I underappreciated Obama’s presidency

When Barack Obama took office eight years ago, I imagined the country changing for the worse, because that’s exactly what I’d been told by many of relatives was going to happen. (Mind you, we did celebrate his election as the first black president as a historic occasion).

Four years later, when he took office again, I believed this to a lesser extent, but I was still rooting for the other guy.

Even after he’d cemented his first and second terms, I’d practically viewed him with a sense of hostility.

I disliked seeing him on TV or hanging out with celebrity guests. I despised his family’s presence in social media, or the pictures one might see of a holiday gathering at the White House.

It took a long time for this hostility to become light irritance, which eventually became cold indifference.

Only in the last few weeks of this election cycle do I realize how ungrateful I’ve been.

As someone who disagrees with President Obama on some purely uninteresting economic policies, I believe I was allowed to support his rival in both elections, so I don’t fault for myself for that.

I fault myself for viewing him as the enemy for the eight years otherwise.

I should’ve reveled in our president’s charm. As a friend put it, he’s perhaps the “coolest” president we’ve ever had, and I’m hard-pressed to disagree.

He engaged the public and retained his dignity all at once.
His sense of confidence meant he could take a joke, and his sense of wit meant he could make one back.

It’s more fun to watch Obama roast than it is to watch him get roasted.

In a video that now carries an air of terrible irony, President Obama mocks his successor at a 2011 White House Correspondents Dinner on the issue of his questioning the president’s American citizenry.

Since Obama had just released his birth certificate, he says Trump can finally get back to the issues that matter. “Did we fake the moon landing? What really happened in Roswell? And where are Biggie and Tupac?”

It’s a sense of wit that he maintained throughout his presidency.

When, at a speech, he mentioned that his current term would be his last and some Republicans applauded mockingly, he made sure to remind them that it was because he’d won twice.

The American presidency has produced more than a few verbal blunders, either because a president wasn’t a charismatic speaker or because they didn’t quite believe what they were saying.

In the campaign cycle, as I watched both candidates (but one significantly more than the other) stoop to insults and name-calling, and often awkwardly at that, I developed a new appreciation for President Obama’s ability as a public speaker.

Maybe the definitive moment I realized I’d readily take another four years of Obama’s presidency was when I began to fear for the future of our dealings with foreign leaders. President Obama was professional and presentable.
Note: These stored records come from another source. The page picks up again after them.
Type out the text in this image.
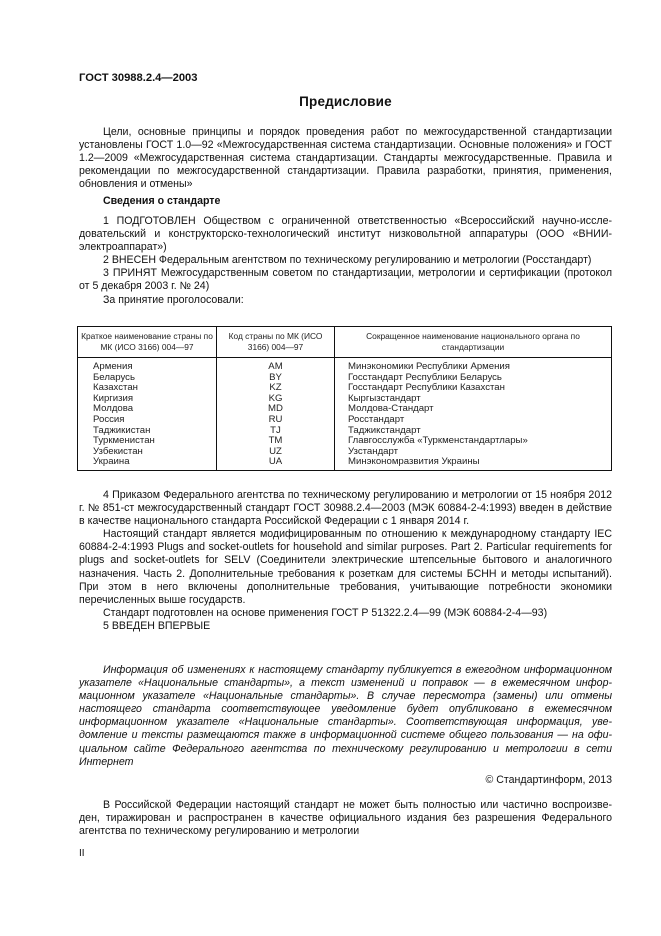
ГОСТ 30988.2.4—2003
Предисловие

Цели, основные принципы и порядок проведения работ по межгосударственной стандартизации установлены ГОСТ 1.0—92 «Межгосударственная система стандартизации. Основные положения» и ГОСТ 1.2—2009 «Межгосударственная система стандартизации. Стандарты межгосударственные. Правила и рекомендации по межгосударственной стандартизации. Правила разработки, принятия, применения, обновления и отмены»

Сведения о стандарте

1 ПОДГОТОВЛЕН Обществом с ограниченной ответственностью «Всероссийский научно-исследовательский и конструкторско-технологический институт низковольтной аппаратуры (ООО «ВНИИ-электроаппарат»)

2 ВНЕСЕН Федеральным агентством по техническому регулированию и метрологии (Росстандарт)

3 ПРИНЯТ Межгосударственным советом по стандартизации, метрологии и сертификации (протокол от 5 декабря 2003 г. № 24)

За принятие проголосовали:

Краткое наименование страны по МК (ИСО 3166) 004—97	Код страны по МК (ИСО 3166) 004—97	Сокращенное наименование национального органа по стандартизации
Армения	AM	Минэкономики Республики Армения
Беларусь	BY	Госстандарт Республики Беларусь
Казахстан	KZ	Госстандарт Республики Казахстан
Киргизия	KG	Кыргызстандарт
Молдова	MD	Молдова-Стандарт
Россия	RU	Росстандарт
Таджикистан	TJ	Таджикстандарт
Туркменистан	TM	Главгосслужба «Туркменстандартлары»
Узбекистан	UZ	Узстандарт
Украина	UA	Минэкономразвития Украины

4 Приказом Федерального агентства по техническому регулированию и метрологии от 15 ноября 2012 г. № 851-ст межгосударственный стандарт ГОСТ 30988.2.4—2003 (МЭК 60884-2-4:1993) введен в действие в качестве национального стандарта Российской Федерации с 1 января 2014 г.

Настоящий стандарт является модифицированным по отношению к международному стандарту IEC 60884-2-4:1993 Plugs and socket-outlets for household and similar purposes. Part 2. Particular requirements for plugs and socket-outlets for SELV (Соединители электрические штепсельные бытового и аналогичного назначения. Часть 2. Дополнительные требования к розеткам для системы БСНН и методы испытаний). При этом в него включены дополнительные требования, учитывающие потребности экономики перечисленных выше государств.

Стандарт подготовлен на основе применения ГОСТ Р 51322.2.4—99 (МЭК 60884-2-4—93)

5 ВВЕДЕН ВПЕРВЫЕ

Информация об изменениях к настоящему стандарту публикуется в ежегодном информационном указателе «Национальные стандарты», а текст изменений и поправок — в ежемесячном информационном указателе «Национальные стандарты». В случае пересмотра (замены) или отмены настоящего стандарта соответствующее уведомление будет опубликовано в ежемесячном информационном указателе «Национальные стандарты». Соответствующая информация, уведомление и тексты размещаются также в информационной системе общего пользования — на официальном сайте Федерального агентства по техническому регулированию и метрологии в сети Интернет

© Стандартинформ, 2013

В Российской Федерации настоящий стандарт не может быть полностью или частично воспроизведен, тиражирован и распространен в качестве официального издания без разрешения Федерального агентства по техническому регулированию и метрологии

II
His level-headed attitude meant that a Filipino dictator could call him the “Son of a Whore” and he’d respond with practiced surprise rather than an outburst of contempt. I don’t expect this level of composure out of Trump, nor should I.

Our president-elect is a man who the media circled because of his outrageous outbursts and Twitter tantrums.

His past is marred by scandals that I suspect would’ve prevented America’s first black president from taking office. Worst of all is the fact that he built his political reputation through his attempt to tear President Obama’s down.

Of all the things I’ve come to realize about President Obama, maybe the most unfortunate is how insulting it must be to watch your office get taken by one of your loudest decriers.

So in the coming years, as President Trump undoubtedly embarrasses himself and perhaps the nation in botched meetings, insulting speeches and sudden outbursts, I will be sorely missing our 44th president.